Lives of the First World War has been developed with DC Thomson Family History. It is designed to be permanent digital memorial to more than eight million men and women from across Britain and the Commonwealth who served in uniform and worked on the home front. And the general public are being called upon to realise it.
The website, which has launched today with the basic records of more than 4.5 million men and 40,000 women who served with the British Army overseas, invites members of the public to add their own stories of relatives and upload photographs, reminiscences and links to service records.
The idea is to eventually create a massive digital memorial to more than eight million British and Commonwealth people.
Luke Smith, the museum's Digital Lead for the First World War Centenary, described the launch of the site as "just the beginning”, adding that the museum needed the public to help "remember these people now and in the future”.
“Everybody can contribute to Lives of the First World War,” added Smith.
“Whether they choose to simply remember someone online, upload a picture from their family album, share a story passed down through generations or connect official records to build a full and factual picture of what happened to that person throughout the war. This is the start of a journey and we urge everyone to get involved.”
The ambitious project, which echoes the Imperial War Museum’s founding ethos of acting as a record of the “toil and sacrifice” of every person who had served, is the 21st century digital response to the idea that there should be an easily referenced record of everybody’s contribution.
“Now that the First World War is outside living memory, it is more important than ever that we encourage today’s generation to learn more about those men and women and their experiences from 1914-18,” said Diane Lees, IWM’s Director General .
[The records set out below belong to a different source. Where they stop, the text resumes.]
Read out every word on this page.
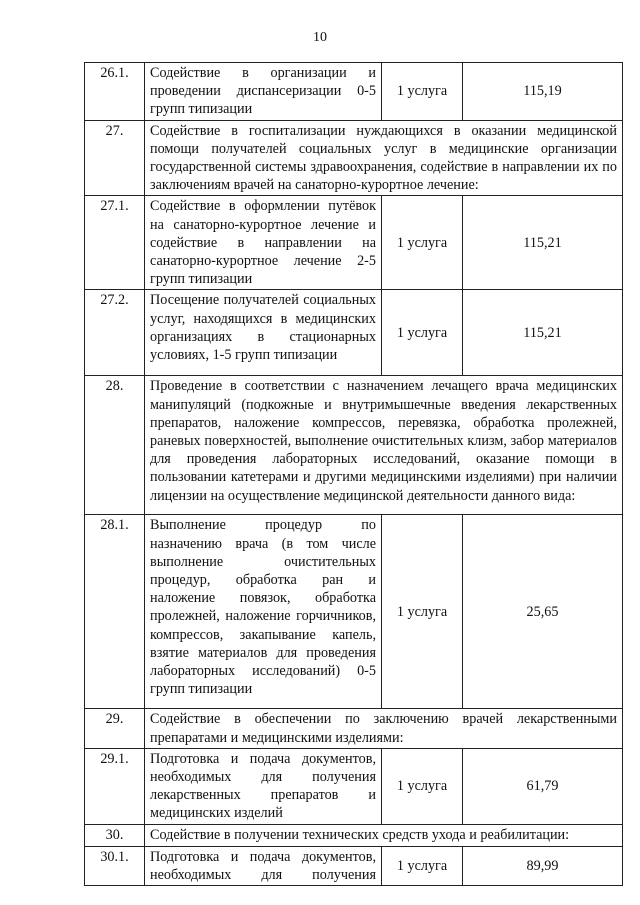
10
26.1.	Содействие в организации и проведении диспансеризации 0-5 групп типизации	1 услуга	115,19
27.	Содействие в госпитализации нуждающихся в оказании медицинской помощи получателей социальных услуг в медицинские организации государственной системы здравоохранения, содействие в направлении их по заключениям врачей на санаторно-курортное лечение:		
27.1.	Содействие в оформлении путёвок на санаторно-курортное лечение и содействие в направлении на санаторно-курортное лечение 2-5 групп типизации	1 услуга	115,21
27.2.	Посещение получателей социальных услуг, находящихся в медицинских организациях в стационарных условиях, 1-5 групп типизации	1 услуга	115,21
28.	Проведение в соответствии с назначением лечащего врача медицинских манипуляций (подкожные и внутримышечные введения лекарственных препаратов, наложение компрессов, перевязка, обработка пролежней, раневых поверхностей, выполнение очистительных клизм, забор материалов для проведения лабораторных исследований, оказание помощи в пользовании катетерами и другими медицинскими изделиями) при наличии лицензии на осуществление медицинской деятельности данного вида:		
28.1.	Выполнение процедур по назначению врача (в том числе выполнение очистительных процедур, обработка ран и наложение повязок, обработка пролежней, наложение горчичников, компрессов, закапывание капель, взятие материалов для проведения лабораторных исследований) 0-5 групп типизации	1 услуга	25,65
29.	Содействие в обеспечении по заключению врачей лекарственными препаратами и медицинскими изделиями:		
29.1.	Подготовка и подача документов, необходимых для получения лекарственных препаратов и медицинских изделий	1 услуга	61,79
30.	Содействие в получении технических средств ухода и реабилитации:		
30.1.	Подготовка и подача документов, необходимых для получения	1 услуга	89,99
“Lives of the First World War will be a fantastic platform for that throughout the centenary and will become a significant resource for future generations too.”
A person wanting to find a relative can search by name and refine by first name and initial, full surname, corps or regiment and rank. For the more common names that might crop up several times in the same regiment (a search for “Albert Smith” returned 2,389 results), a service number is required to identify the correct person.
The site will be enhanced with new functionality in the coming months so that people can easily share and discuss who they are remembering online and millions of additional new records will also be added - from the Royal Flying Corp/Royal Air Force, the Royal Navy, the Canadian Expeditionary Force, the Australian and New Zealand Imperial Forces.
The IWM also intends to upload the records of almost 17,000 conscientious objectors.
With plans to turn the focus onto the Indian Army, Home Front workers and others who made a contribution from across the British Empire, the site may just live up to the Dan Snow's prediction that it will be become “one of the most extraordinary war memorials ever”.
An ambassador for the project, the TV historian added: “IWM has created Lives of the First World War and is now handing it over to us, the public.
"We need to make it happen by uploading information about our First World War ancestors, piecing together their stories, remembering them and saving this knowledge for future generations.”